Automsoft
- Type: Privately held company
- Industry: Software
- Founded: 1997; 29 years ago
- Founders: Paraic O’Toole and Tony Prylowski
- Headquarters: Dublin, Ireland
- Area served: Worldwide
- Products: Process data platform, data visualization, process data capture
- Number of employees: 44 (2024)
- Website: www.automsoft.com

= Automsoft =

Automsoft is an Irish company that provides database historian and data visualization software for the process industries. Founded in 1997, Automsoft has headquarters in Dublin, Ireland and the UK and US.

Automsoft's primary focus is on database scalability based on object database technology and open standards.
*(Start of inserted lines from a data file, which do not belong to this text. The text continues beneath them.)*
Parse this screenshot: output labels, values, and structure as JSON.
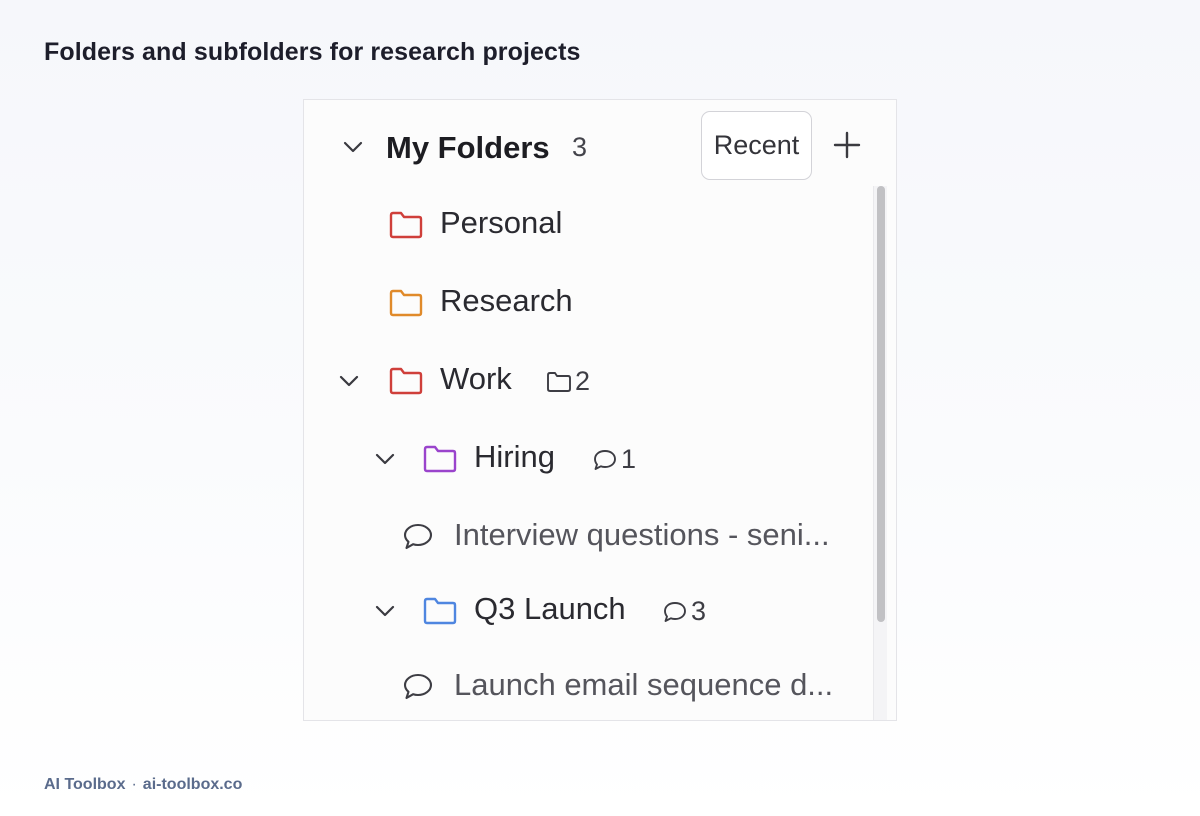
{
  "page": {
    "title": "Folders and subfolders for research projects"
  },
  "panel": {
    "header": {
      "title": "My Folders",
      "count": "3",
      "recent_label": "Recent",
      "add_icon": "plus-icon"
    },
    "items": [
      {
        "label": "Personal",
        "type": "folder",
        "color": "#cf3f3a",
        "icon": "folder-icon"
      },
      {
        "label": "Research",
        "type": "folder",
        "color": "#e08a2a",
        "icon": "folder-icon"
      },
      {
        "label": "Work",
        "type": "folder",
        "color": "#cf3f3a",
        "icon": "folder-icon",
        "expanded": true,
        "subfolder_count": "2"
      },
      {
        "label": "Hiring",
        "type": "folder",
        "color": "#9a44cc",
        "icon": "folder-icon",
        "expanded": true,
        "chat_count": "1"
      },
      {
        "label": "Interview questions - seni...",
        "type": "chat",
        "icon": "chat-bubble-icon"
      },
      {
        "label": "Q3 Launch",
        "type": "folder",
        "color": "#4f86e0",
        "icon": "folder-icon",
        "expanded": true,
        "chat_count": "3"
      },
      {
        "label": "Launch email sequence d...",
        "type": "chat",
        "icon": "chat-bubble-icon"
      }
    ]
  },
  "footer": {
    "brand": "AI Toolbox",
    "separator": "·",
    "url": "ai-toolbox.co"
  }
}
The company is privately owned, with no external investors.

== History ==
Founded in 1997, Automsoft sought to address a gap in the market process data historian market by writing a product using object database technology OODBMS. Automsoft joins the OPC Foundation as a charter member.

2000 Automsoft adds FDA 21 CFR Part 11 compliance to their suite of products.

In 2001, Automsoft achieves ISO 9001 quality management certification.

In 2002, Automsoft secured €6 million in funding from IDG Ventures Europe with Pentech Ventures and also won technical innovation award at Ireland's leading technology event for its RAPID Pharma product for the pharmaceutical market.

In 2003, Automsoft secured a contract with US biotech giant Genzyme Corporation and ex-Elan Corporation CEO Donal Geaney to chair Automsoft.

In 2005, Automsoft rapidHistorian software was used to find out what happened to oil platform Thunder Horse after Hurricane Dennis hit.

In 2005 and 2006, Automsoft secured patents on its database technology.

In 2009, Automsoft showcased their green innovations in clean-tech in Palo Alto California and also achieved OPC Unified Architecture compliance.

In 2011, Automsoft and Power Analytics announce a partnership to provide solutions for the smart grid environment.

In 2013, Automsoft was chosen as a 2013 Red Herring Top 100 Europe Winner.